His son had a power of attorney and wrote 11 checks totaling $464,000 to his family members. Some checks were hand delivered versus others being mailed.
However, 10 of the checks were not cashed until after September 11, 2015, the date of this death. The estate filed an estate tax return without including these checks. The IRS audited the return and indicated that seven of the checks not cashed were part of the estate and issued a $131,774 deficiency. The estate appealed to the Tax Court.
The Tax Court ruled in 2022 that the uncashed checks were part of the estate and thus agreed with the IRS. The estate appealed to the Third Circuit and lost the appeal.

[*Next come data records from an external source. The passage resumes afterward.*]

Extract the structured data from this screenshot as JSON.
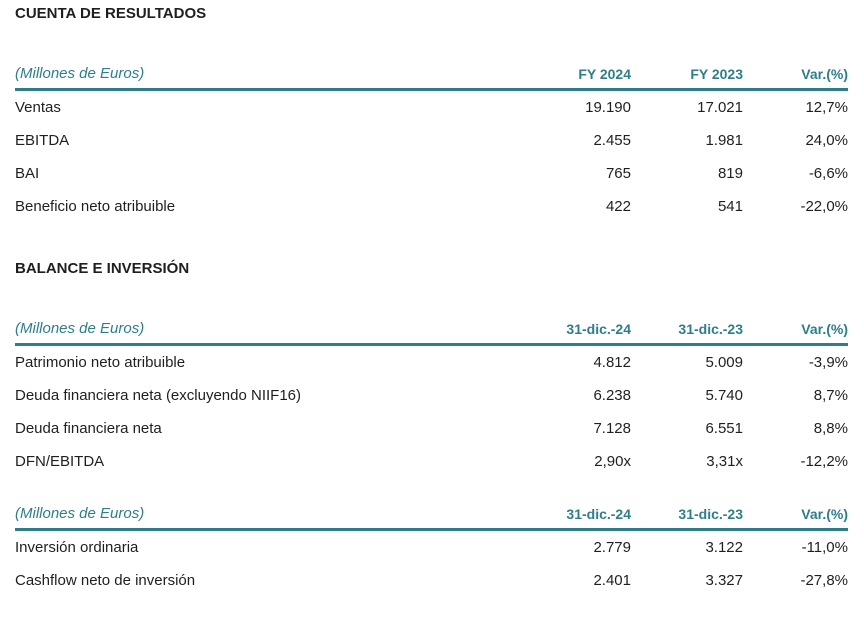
{
  "colors": {
    "accent_teal": "#2e7e8a",
    "text_dark": "#1f1f1f",
    "background": "#ffffff"
  },
  "section_income": {
    "title": "CUENTA DE RESULTADOS",
    "table": {
      "unit_label": "(Millones de Euros)",
      "col1": "FY 2024",
      "col2": "FY 2023",
      "col3": "Var.(%)",
      "rows": [
        {
          "label": "Ventas",
          "v1": "19.190",
          "v2": "17.021",
          "v3": "12,7%"
        },
        {
          "label": "EBITDA",
          "v1": "2.455",
          "v2": "1.981",
          "v3": "24,0%"
        },
        {
          "label": "BAI",
          "v1": "765",
          "v2": "819",
          "v3": "-6,6%"
        },
        {
          "label": "Beneficio neto atribuible",
          "v1": "422",
          "v2": "541",
          "v3": "-22,0%"
        }
      ]
    }
  },
  "section_balance": {
    "title": "BALANCE E INVERSIÓN",
    "table_balance": {
      "unit_label": "(Millones de Euros)",
      "col1": "31-dic.-24",
      "col2": "31-dic.-23",
      "col3": "Var.(%)",
      "rows": [
        {
          "label": "Patrimonio neto atribuible",
          "v1": "4.812",
          "v2": "5.009",
          "v3": "-3,9%"
        },
        {
          "label": "Deuda financiera neta (excluyendo NIIF16)",
          "v1": "6.238",
          "v2": "5.740",
          "v3": "8,7%"
        },
        {
          "label": "Deuda financiera neta",
          "v1": "7.128",
          "v2": "6.551",
          "v3": "8,8%"
        },
        {
          "label": "DFN/EBITDA",
          "v1": "2,90x",
          "v2": "3,31x",
          "v3": "-12,2%"
        }
      ]
    },
    "table_investment": {
      "unit_label": "(Millones de Euros)",
      "col1": "31-dic.-24",
      "col2": "31-dic.-23",
      "col3": "Var.(%)",
      "rows": [
        {
          "label": "Inversión ordinaria",
          "v1": "2.779",
          "v2": "3.122",
          "v3": "-11,0%"
        },
        {
          "label": "Cashflow neto de inversión",
          "v1": "2.401",
          "v2": "3.327",
          "v3": "-27,8%"
        }
      ]
    }
  }
}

We find that many farmers write checks to their children at year-end for up to the annual gift exclusion amount (currently $17,000). If the check is not cashed before year-end, the gift is not complete until the following year.
This can result in a doubling up of the gifts and a gift tax return being required. There will be no gift tax owed, but it will reduce your lifetime exemption.
Example - Bill and Sue have four children. They each write a check for $17,000 to each child and give it to them at Christmas. Three of their children cash the check in the current year, but one does not. The next year, Bill and Sue do the same and all of the kids cash the check in that year. This results in Bill and Sue each having a $17,000 reduction in their lifetime exemption.
If you are making large gifts at year-end, make sure to tell your kids to cash the check before the end of the year (and not on December 31).